《邻难启齿》第35章


娇俏柔甩开别人帮忙的手,独自走去医务室,丢下一句:“你会有报应的。你以为和男人在一起就能永久,笑死人了。”
季泽骋以为娇俏柔还在说之前关于邺言的事。
“你要揭发我吗?”季泽骋问。
“谁要做这个坏人。就算不是我,你也会遭报应的。我才不做这个坏事。”娇俏柔却没把这些话说出声,咬牙一语不发地走去医务室。
☆、Chapter53
“麻笑——”
结束采访后又回了趟观众席拿走校服。季泽骋去到医务室看望麻笑,心想着邺言是否已经回家,掀开帘子时,脚下不注意绊倒了帘子后紧挨着的床脚,直接扑倒在床上。
“唔。”
嘴唇碰到了另一个不可思议的柔软。
季泽骋意识回神赶紧起身,用力地猛擦嘴唇,恼羞地怒喊:“搞什么。”
“你才是。”麻笑也用被子去抹嘴唇。
“你躺床上不会出个声哦。”季泽骋生气地责怪道。
“我正要啊,你就进来了。”麻笑把嘴巴都擦红了,“话说你掀开帘子前都不会先问一声,万一有人在这里换衣服呢。”
“哪有这种万一。”季泽骋拿掉麻笑的手,“好了,你嘴巴都要擦破了,只是碰到嘴而已,大惊小怪什么,我又不是细菌。”
“不行,我要去消毒。”麻笑穿上鞋子,忽然又想起什么,从口袋里拿出东西塞给季泽骋,“给你。怪我这么好心,以为你听了阿姨的话后会很没精神,才急忙拿给你,你就用口水报答我。”
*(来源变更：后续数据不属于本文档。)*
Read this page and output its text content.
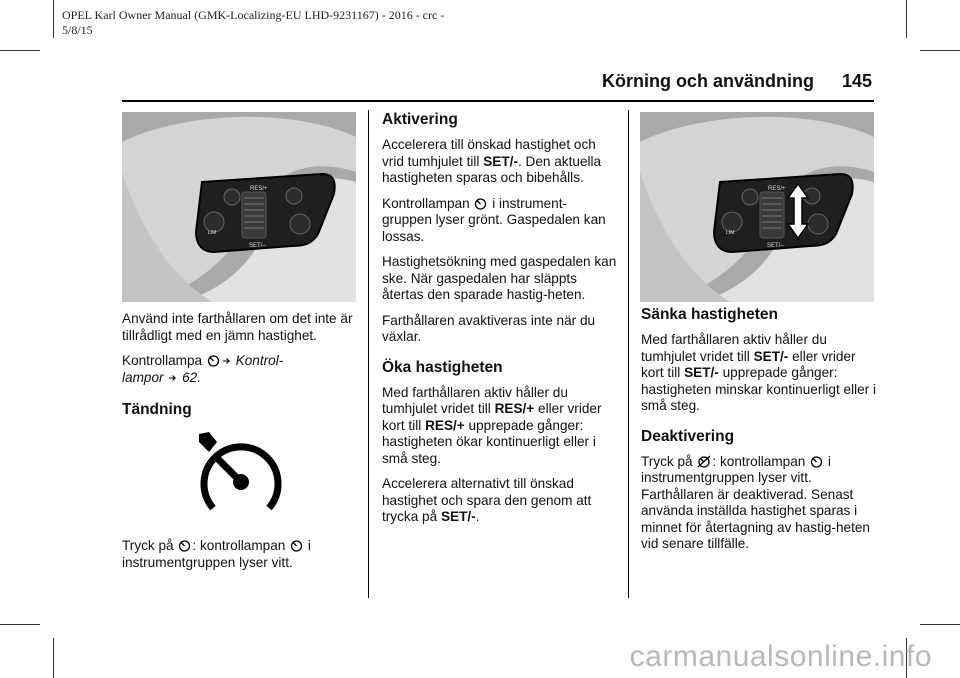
OPEL Karl Owner Manual (GMK-Localizing-EU LHD-9231167) - 2016 - crc -
5/8/15
Körning och användning 145
RES/+
SET/–
LIM

Använd inte farthållaren om det inte är tillrådligt med en jämn hastighet.

Kontrollampa Kontrol-
lampor 62.

Tändning

Tryck på : kontrollampan i
instrumentgruppen lyser vitt.

Aktivering

Accelerera till önskad hastighet och vrid tumhjulet till SET/-. Den aktuella hastigheten sparas och bibehålls.

Kontrollampan i instrument- gruppen lyser grönt. Gaspedalen kan lossas.

Hastighetsökning med gaspedalen kan ske. När gaspedalen har släppts återtas den sparade hastig-heten.

Farthållaren avaktiveras inte när du växlar.

Öka hastigheten

Med farthållaren aktiv håller du tumhjulet vridet till RES/+ eller vrider kort till RES/+ upprepade gånger: hastigheten ökar kontinuerligt eller i små steg.

Accelerera alternativt till önskad hastighet och spara den genom att trycka på SET/-.

RES/+
SET/–
LIM
Sänka hastigheten

Med farthållaren aktiv håller du tumhjulet vridet till SET/- eller vrider kort till SET/- upprepade gånger: hastigheten minskar kontinuerligt eller i små steg.

Deaktivering

Tryck på : kontrollampan i
instrumentgruppen lyser vitt. Farthållaren är deaktiverad. Senast använda inställda hastighet sparas i minnet för återtagning av hastig-heten vid senare tillfälle.

carmanualsonline.info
手上是一张被□□过有了折痕的方形照片,背面有脏兮兮的污渍,翻过来,画面里正是再熟悉不过的两个人的背影。季泽骋盯着照片,仿佛能看穿那张椅背后,两人交缠的手指,那是他们第一次十指相扣。他不会忘记的,指尖还残留有摩擦过邺言掌心的触感,在无数个寂寥的失神中,在巨大的空洞的遐想里,他曾一次又一次的回味过。可他没发觉的是,原来当时邺言也稍稍有向他偏头,那是情侣的坐姿,那是相爱的姿态,为什么以前他从未察觉过。季泽骋小心收起照片,嘴角不自觉地勾起。
“感谢我吧。”麻笑漱口说。
“感谢你,”季泽骋笑着说,“就让我送你回家作为报答。”
“那我要考虑一下用背的。”麻笑说。
晚上季泽骋站在阳台上反复地看着那张照片,仍觉着看不够似的,心里竟会有吃过蜜糖的甜。
隔日早晨,季泽骋的心情有一扫阴霾的晴朗。
连带冲刺时都难掩兴奋的爆发,过了终点线后着急地停下,脚似乎小小地痛了一下。季泽骋摸摸受过伤的部位,咧嘴笑着说:“怎么办,痛诶。”
忽然被冲过来的一个身影扑倒。
“季泽骋,你太没良心了。我怎么对你的,你怎么对我的。”汤一瑞扑倒季泽骋,剧烈地摇晃他的肩膀。
“嘶,痛痛痛。别压我腿上。”季泽骋坐起来,“你说什么事。”
“麻笑的事。”汤一瑞拿手臂假装在擦泪,“你也太不仗义了。”
季泽骋心领神会地拍拍他的肩膀,安慰道:“没事没事。只是碰到嘴而已,没有意义的亲嘴根本不算是接吻。”
汤一瑞停住动作,愣在那儿,“你说亲嘴?”
“嗯?”季泽骋二丈和尚摸不着头脑,疑惑地反问,“不然呢?”
“我说的是你居然不告诉我她受伤,让我送她回家,浪费这么好的机会。”汤一瑞怒火中烧的神色从懵圈的表情中渐渐苏醒,恨不得一拳打死季泽骋,“你居然说亲嘴,你居然敢对她下手。季、泽、骋!”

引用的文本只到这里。